There was also a little bit before the Before Sunset part when Jesse talks about how the ending to his book, which is based on the first movie and the idea can also be used to assess that of the second movie, is a test to see if one is a romantic or a cynic. These two movies have among the greatest ambiguous endings ever- this isn't just a spinning top, it's lives! I think a huge reason why I am reacting the way I am is because I think of Celine and Jesse as real people. That's how good these movies are, Before Midnight included. Which is why it hurt to see that they have become so crabby and hurtful. I did not want to see that! I was happy inventing truths for them. I would sometimes feel that they did end up together, and other times I thought that it wouldn't have worked out. And now I know, and I feel like I was better off not knowing.
I remember that when I had rewatched the first two movies in my final year of school, I felt myself more in tune with the Celine and Jesse of
Before Sunset. I also remember thinking about how I was more like the Celine and Jesse of
Before Sunrise when I was younger, and that was a startling revelation. I wondered if I was turning cynical and how that may be a repercussion of growing up.

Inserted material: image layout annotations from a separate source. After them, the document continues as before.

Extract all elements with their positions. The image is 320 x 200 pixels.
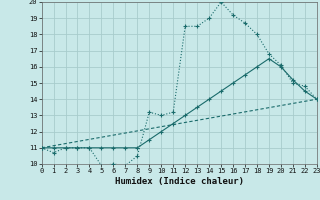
X-axis label: Humidex (Indice chaleur): Humidex (Indice chaleur) xyxy=(115,177,244,186)
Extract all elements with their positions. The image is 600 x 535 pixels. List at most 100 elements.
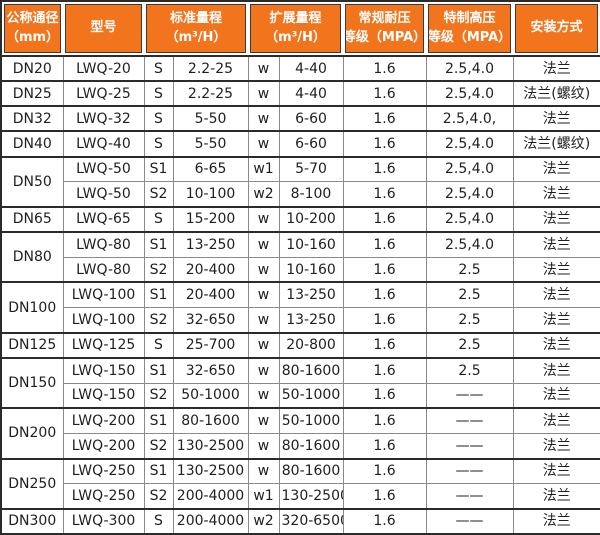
cell-high-pressure: 2.5,4.0	[425, 205, 514, 233]
cell-install-method: 法兰	[512, 307, 600, 334]
table-row: DN150 LWQ-150 S1 32-650 w 80-1600 1.6 2.5 法兰	[0, 356, 600, 409]
header-label-line1: 安装方式	[530, 20, 583, 36]
cell-extended-range: 80-1600	[278, 457, 344, 485]
col-header-extended-range: 扩展量程 （m³/H）	[248, 1, 343, 56]
cell-standard-range-code: S	[143, 54, 174, 82]
cell-standard-range: 2.2-25	[172, 80, 249, 107]
cell-high-pressure: 2.5,4.0	[425, 130, 514, 158]
cell-extended-range-code: w1	[247, 483, 280, 510]
cell-standard-range: 80-1600	[172, 407, 249, 434]
col-header-install-method: 安装方式	[513, 1, 600, 56]
cell-standard-range-code: S1	[143, 407, 174, 434]
table-row: DN20 LWQ-20 S 2.2-25 w 4-40 1.6 2.5,4.0 法兰	[0, 54, 600, 82]
cell-install-method: 法兰	[512, 181, 600, 208]
cell-standard-range-code: S	[143, 331, 174, 359]
cell-high-pressure: ——	[425, 483, 514, 510]
cell-install-method: 法兰	[512, 281, 600, 309]
cell-install-method: 法兰	[512, 256, 600, 283]
cell-model: LWQ-50	[62, 155, 145, 183]
table-row: LWQ-100 S2 32-650 w 13-250 1.6 2.5 法兰	[1, 307, 600, 334]
table-header: 公称通径 （mm） 型号 标准量程 （m³/H） 扩展量程 （m³	[1, 1, 600, 56]
cell-standard-range: 20-400	[172, 256, 249, 283]
table-row: LWQ-80 S2 20-400 w 10-160 1.6 2.5 法兰	[1, 256, 600, 283]
table-row: LWQ-250 S2 200-4000 w1 130-2500 1.6 —— 法兰	[1, 483, 600, 510]
cell-extended-range: 5-70	[278, 155, 344, 183]
cell-install-method: 法兰	[512, 407, 600, 434]
cell-standard-range: 20-400	[172, 281, 249, 309]
cell-install-method: 法兰(螺纹)	[512, 80, 600, 107]
cell-nominal-diameter: DN50	[0, 155, 64, 208]
cell-high-pressure: 2.5,4.0	[425, 80, 514, 107]
cell-extended-range: 10-200	[278, 205, 344, 233]
cell-install-method: 法兰	[512, 356, 600, 384]
cell-normal-pressure: 1.6	[342, 281, 427, 309]
cell-extended-range: 6-60	[278, 130, 344, 158]
cell-extended-range-code: w1	[247, 155, 280, 183]
col-header-standard-range: 标准量程 （m³/H）	[144, 1, 248, 56]
cell-high-pressure: 2.5,4.0	[425, 181, 514, 208]
col-header-model: 型号	[63, 1, 144, 56]
cell-install-method: 法兰	[512, 483, 600, 510]
col-header-high-pressure: 特制高压 等级（MPA）	[426, 1, 513, 56]
cell-normal-pressure: 1.6	[342, 307, 427, 334]
table-row: DN125 LWQ-125 S 25-700 w 20-800 1.6 2.5 法兰	[0, 331, 600, 359]
cell-standard-range-code: S2	[143, 307, 174, 334]
cell-install-method: 法兰	[512, 382, 600, 409]
cell-model: LWQ-25	[62, 80, 145, 107]
cell-install-method: 法兰	[512, 432, 600, 460]
col-header-normal-pressure: 常规耐压 等级（MPA）	[343, 1, 426, 56]
cell-extended-range: 8-100	[278, 181, 344, 208]
cell-normal-pressure: 1.6	[342, 432, 427, 460]
cell-model: LWQ-150	[62, 356, 145, 384]
cell-model: LWQ-100	[62, 307, 145, 334]
cell-nominal-diameter: DN300	[0, 507, 64, 535]
cell-model: LWQ-100	[62, 281, 145, 309]
cell-standard-range-code: S2	[143, 181, 174, 208]
cell-normal-pressure: 1.6	[342, 256, 427, 283]
cell-extended-range: 13-250	[278, 281, 344, 309]
cell-high-pressure: 2.5,4.0	[425, 54, 514, 82]
cell-normal-pressure: 1.6	[342, 205, 427, 233]
cell-standard-range-code: S	[143, 105, 174, 132]
cell-standard-range-code: S2	[143, 432, 174, 460]
cell-normal-pressure: 1.6	[342, 80, 427, 107]
header-label-line2: 等级（MPA）	[428, 29, 511, 45]
header-label-line2: （m³/H）	[265, 29, 326, 45]
cell-model: LWQ-200	[62, 432, 145, 460]
cell-standard-range: 5-50	[172, 130, 249, 158]
cell-high-pressure: 2.5	[425, 331, 514, 359]
cell-extended-range: 50-1000	[278, 382, 344, 409]
cell-install-method: 法兰	[512, 231, 600, 258]
cell-extended-range: 20-800	[278, 331, 344, 359]
header-row: 公称通径 （mm） 型号 标准量程 （m³/H） 扩展量程 （m³	[1, 1, 600, 56]
cell-nominal-diameter: DN250	[0, 457, 64, 510]
cell-normal-pressure: 1.6	[342, 155, 427, 183]
cell-standard-range: 5-50	[172, 105, 249, 132]
cell-model: LWQ-20	[62, 54, 145, 82]
cell-normal-pressure: 1.6	[342, 130, 427, 158]
header-label-line2: 等级（MPA）	[345, 29, 424, 45]
cell-model: LWQ-50	[62, 181, 145, 208]
header-label-line2: （m³/H）	[165, 29, 227, 45]
cell-extended-range-code: w2	[247, 181, 280, 208]
cell-high-pressure: ——	[425, 507, 514, 535]
cell-normal-pressure: 1.6	[342, 483, 427, 510]
cell-normal-pressure: 1.6	[342, 331, 427, 359]
col-header-nominal-diameter: 公称通径 （mm）	[1, 1, 63, 56]
cell-normal-pressure: 1.6	[342, 54, 427, 82]
table-row: DN50 LWQ-50 S1 6-65 w1 5-70 1.6 2.5,4.0 法兰	[0, 155, 600, 208]
cell-install-method: 法兰	[512, 507, 600, 535]
cell-nominal-diameter: DN65	[0, 205, 64, 233]
cell-model: LWQ-200	[62, 407, 145, 434]
cell-extended-range-code: w	[247, 356, 280, 384]
cell-extended-range-code: w	[247, 54, 280, 82]
cell-normal-pressure: 1.6	[342, 231, 427, 258]
cell-nominal-diameter: DN150	[0, 356, 64, 409]
cell-standard-range-code: S	[143, 80, 174, 107]
cell-standard-range: 130-2500	[172, 457, 249, 485]
cell-high-pressure: 2.5	[425, 356, 514, 384]
cell-standard-range-code: S1	[143, 231, 174, 258]
cell-standard-range-code: S1	[143, 356, 174, 384]
cell-nominal-diameter: DN20	[0, 54, 64, 82]
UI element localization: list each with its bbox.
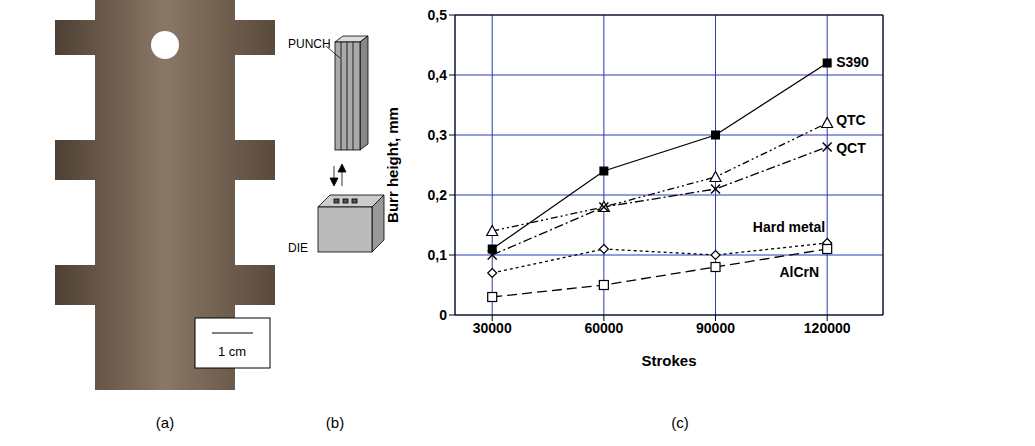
svg-text:0,2: 0,2 bbox=[428, 187, 448, 203]
svg-text:(c): (c) bbox=[671, 414, 689, 431]
svg-text:Hard metal: Hard metal bbox=[753, 219, 825, 235]
svg-text:(a): (a) bbox=[156, 414, 174, 431]
svg-text:0,4: 0,4 bbox=[428, 67, 448, 83]
svg-text:DIE: DIE bbox=[288, 241, 308, 255]
svg-text:120000: 120000 bbox=[804, 320, 851, 336]
svg-text:0: 0 bbox=[439, 307, 447, 323]
svg-text:Strokes: Strokes bbox=[641, 352, 696, 369]
svg-text:S390: S390 bbox=[836, 54, 869, 70]
svg-text:0,5: 0,5 bbox=[428, 7, 448, 23]
svg-text:30000: 30000 bbox=[473, 320, 512, 336]
svg-text:(b): (b) bbox=[326, 414, 344, 431]
svg-text:90000: 90000 bbox=[696, 320, 735, 336]
svg-text:1 cm: 1 cm bbox=[218, 344, 246, 359]
svg-text:PUNCH: PUNCH bbox=[288, 37, 331, 51]
svg-text:AlCrN: AlCrN bbox=[780, 264, 820, 280]
svg-text:QCT: QCT bbox=[836, 140, 866, 156]
svg-text:0,3: 0,3 bbox=[428, 127, 448, 143]
svg-text:Burr height, mm: Burr height, mm bbox=[385, 107, 401, 223]
svg-text:0,1: 0,1 bbox=[428, 247, 448, 263]
svg-text:60000: 60000 bbox=[584, 320, 623, 336]
svg-text:QTC: QTC bbox=[836, 112, 866, 128]
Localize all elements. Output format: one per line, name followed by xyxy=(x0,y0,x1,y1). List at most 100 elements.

But ever since that, my identifying myself with the two tends to shift between the movies. This again goes back to the test, I feel. I am both a romantic and a cynic, but what I am not is a realist. One could argue that this is the biggest reason why I was left so... shattered by the end of
Before Midnight. And I get what Delpy, Hawke and Richard Linklater, the director of all the "Before" movies, were trying to do and show. On a cerebral and a cinephile level,
Before Midnight is nothing if not a triumph. I completely understand that. However, as someone who started out in the morning thinking about how she will be 23 in two years time, the same age as Celine and Jesse when they met, to trying to sleep at night but not being able to because she knows how miserable she will be in twenty years- that's just not what I had expected.
Now, I'm not stupid. I know that things change- people, relationships, life. I stand by what I said on Twitter- I *will* probably appreciate
Before Midnight more when I'm older. But I just know I will never love it the way I do the first two movies because there is no magic in it, at all. Where are the poems and the songs? The music rooms and staircases? The electrified, palpable space between Celine and Jesse? Now they can't even be in a room together, and that terrifies me. Do remember that movies tend to affect me more than most people- I'm the person who wanted a personality disorder after watching
Fight Club for the first time. Yeah...
I realise I might have come off as a crazy, desperate person in the course of this post, and who's to say I'm not. That's not what bothers me. What bothers me is that I am now genuinely afraid of the next "Before" movie, if they do make one. I never thought this day would come but I don't know if I will be able to handle that. I mean, Celine and Jesse will be 50 and crabbier than ever. I don't want to see them turning into Martha and George from
Who's Afraid of Virginia Woolf?. I don't want to see them properly separated. I just don't want to see it, but I know I will.
AAARGH!!
So do I regret watching
Before Midnight or not? Well...
When I sat down to watch
Before Sunrise on the day I saw
Before Midnight, I noticed how the film starts off with a German couple fighting and not either of our leads. I don't think I had marked this before. I also found it funny and interesting to note that if they had not started fighting, Celine would have never changed her seat, Jesse would have never talked to her and this entire journey that we have been on with both of them would have never occurred.
After watching
Before Midnight, I could not help but think that Celine and Jesse now were like that very German couple.